By Johnny Jackson
Seated at the end of a table, slowly sipping a cup of coffee, Stockbridge resident Leroy Berry said, "Man, it's great to be home."
Berry's 20-year-old house was destroyed by fire last March, along with most of his possessions. He lost cherished photos of his 12-year-old daughter, Cierra Berry, who lives in New York City, and says he can't wait to rebuild his collection of mementos.
"What I miss most is my daughter's photos," said Berry, a 20-year veteran of the Air Force Reserve. "Those are things I can't get back."
One of Berry's neighbors discovered the blaze on a Saturday evening while Berry was out of town.
Except for a few of his badly-damaged car show and basketball trophies, most of what Berry had collected over the years was destroyed in the fire.

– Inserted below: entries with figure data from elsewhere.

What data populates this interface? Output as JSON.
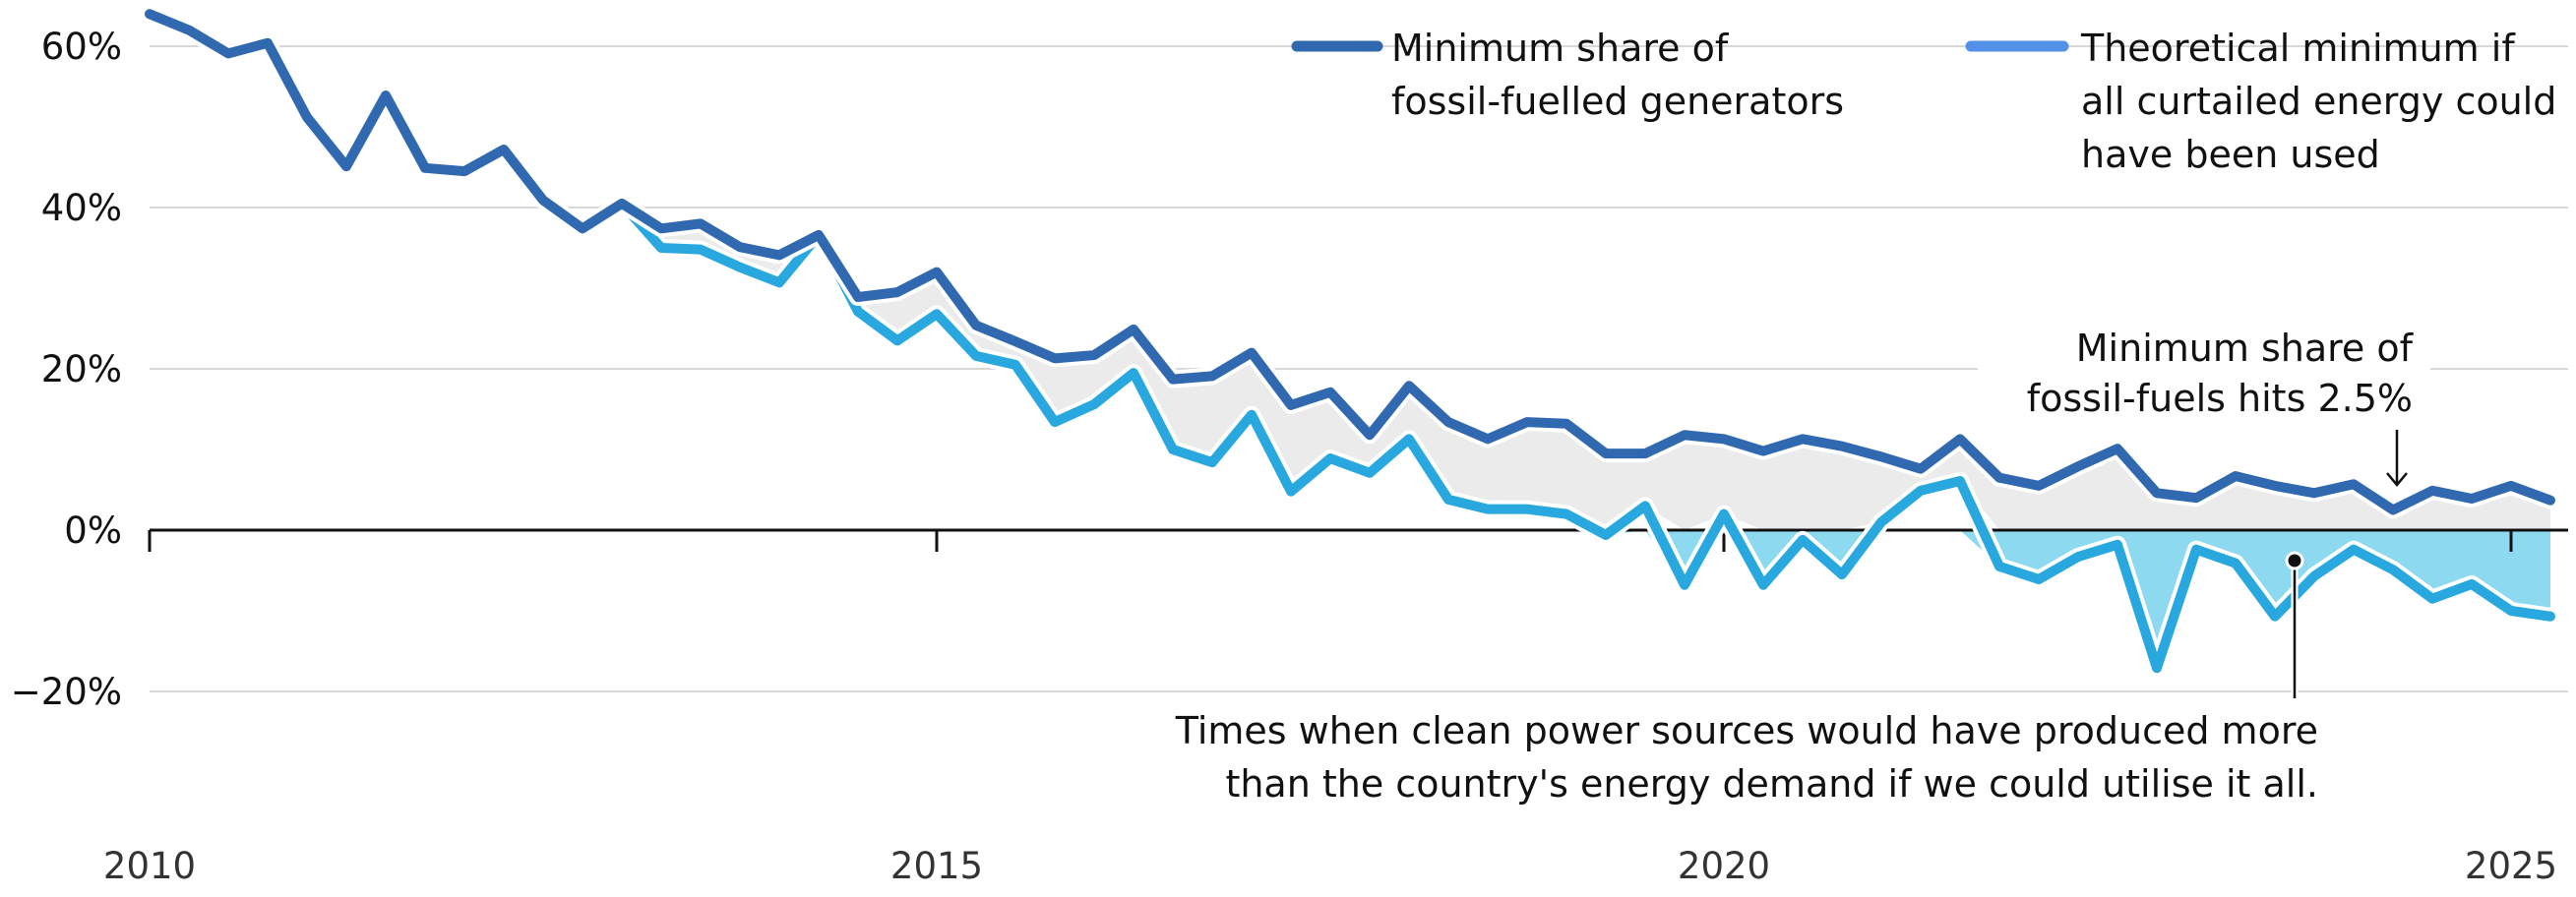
{
  "chart_data": {
    "type": "line",
    "title": "",
    "xlabel": "",
    "ylabel": "",
    "x_start": "2010 Q1",
    "x_frequency": "quarterly",
    "x_range": [
      2010,
      2025.25
    ],
    "ylim": [
      -20,
      60
    ],
    "grid": true,
    "x_ticks": [
      {
        "value": 2010,
        "label": "2010"
      },
      {
        "value": 2015,
        "label": "2015"
      },
      {
        "value": 2020,
        "label": "2020"
      },
      {
        "value": 2025,
        "label": "2025"
      }
    ],
    "y_ticks": [
      {
        "value": 60,
        "label": "60%"
      },
      {
        "value": 40,
        "label": "40%"
      },
      {
        "value": 20,
        "label": "20%"
      },
      {
        "value": 0,
        "label": "0%"
      },
      {
        "value": -20,
        "label": "−20%"
      }
    ],
    "legend_position": "top-right",
    "series": [
      {
        "name": "Minimum share of fossil-fuelled generators",
        "legend_lines": [
          "Minimum share of",
          "fossil-fuelled generators"
        ],
        "color": "#3169B1",
        "legend_color": "#3169B1",
        "values": [
          64.0,
          62.0,
          59.1,
          60.4,
          51.2,
          45.1,
          53.9,
          44.9,
          44.5,
          47.2,
          40.9,
          37.4,
          40.5,
          37.4,
          38.0,
          35.1,
          34.1,
          36.6,
          28.9,
          29.5,
          32.0,
          25.4,
          23.4,
          21.3,
          21.7,
          24.9,
          18.7,
          19.1,
          22.0,
          15.5,
          17.1,
          11.8,
          17.9,
          13.4,
          11.3,
          13.4,
          13.2,
          9.5,
          9.5,
          11.8,
          11.3,
          9.8,
          11.3,
          10.4,
          9.1,
          7.6,
          11.3,
          6.5,
          5.5,
          7.9,
          10.1,
          4.6,
          4.0,
          6.7,
          5.5,
          4.6,
          5.7,
          2.5,
          4.9,
          3.9,
          5.5,
          3.7
        ]
      },
      {
        "name": "Theoretical minimum if all curtailed energy could have been used",
        "legend_lines": [
          "Theoretical minimum if",
          "all curtailed energy could",
          "have been used"
        ],
        "color": "#29A8DF",
        "legend_color": "#5390E8",
        "values": [
          null,
          null,
          null,
          null,
          null,
          null,
          null,
          null,
          null,
          null,
          null,
          null,
          40.5,
          35.0,
          34.8,
          32.6,
          30.7,
          36.6,
          27.1,
          23.5,
          26.8,
          21.6,
          20.5,
          13.4,
          15.6,
          19.5,
          10.0,
          8.4,
          14.3,
          4.8,
          8.9,
          7.1,
          11.3,
          3.8,
          2.6,
          2.6,
          2.0,
          -0.6,
          3.0,
          -6.8,
          2.0,
          -6.8,
          -1.2,
          -5.5,
          1.0,
          4.9,
          6.1,
          -4.5,
          -6.1,
          -3.3,
          -1.8,
          -17.1,
          -2.4,
          -4.1,
          -10.7,
          -5.7,
          -2.4,
          -4.9,
          -8.5,
          -6.7,
          -10.0,
          -10.7
        ]
      }
    ],
    "fills": {
      "gap_color": "#EBEBEB",
      "below_zero_color": "#8DD9F0"
    },
    "annotations": [
      {
        "id": "min-share-hit",
        "lines": [
          "Minimum share of",
          "fossil-fuels hits 2.5%"
        ],
        "target_index": 57,
        "target_value": 2.5,
        "marker": "arrow-down"
      },
      {
        "id": "clean-surplus",
        "lines": [
          "Times when clean power sources would have produced more",
          "than the country's energy demand if we could utilise it all."
        ],
        "target_index": 54.5,
        "target_value": -5,
        "marker": "dot-line"
      }
    ]
  }
}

"At the same time, I was going through a divorce," he said. "I was really supported by friends and family. A lot of my neighbors have been supportive."
Last June, Berry began rebuilding his home to be more eco-friendly and energy efficient. He took on the task himself, acting as general contractor for the seven-month project. He is disabled and retired from Ford Motor Company, which allowed him time to devote to rebuilding.
He moved into the house late last December and was able to eat Christmas dinner with his daughter in their new home.
At 3,800 square feet, Berry's new two-story house has three bedrooms and four bathrooms, upstairs and downstairs kitchens, a game room, a dining room, a bar, a one-car garage, and two screened-in decks.
"Don't try to tackle this on your own," he said. "Some parts were smooth, and some parts weren't. It's all a lot of hard work."
Rebuilding after a fire is difficult for many families, according to Henry County Fire Department Capt. Sabrina Puckett.
"Preventing fires from happening is part of Henry County Fire Department's mission," Puckett said. "But when someone does experience the devastation of losing their home and has been able to pick up the pieces and rebuild, it definitely brings joy to those who see and know the pain homeowners must feel as their water- and soot-filled belongings are pulled from their destroyed homes."
Fire officials encourage residents to mindful of the placement of space heaters and other potentially dangerous appliances.
"Henry County Fire Department would like to remind citizens of the importance of having working smoke alarms and encourages all citizens to take preventative measures to decrease their fire risk and increase their safety," Puckett said.
Berry plans to host a barbecue this spring for his neighbors, friends, family, and those who have helped him through the process of rebuilding.
"It's not by my strength, it's by the grace of God," said Berry. "He's seen me through this crisis."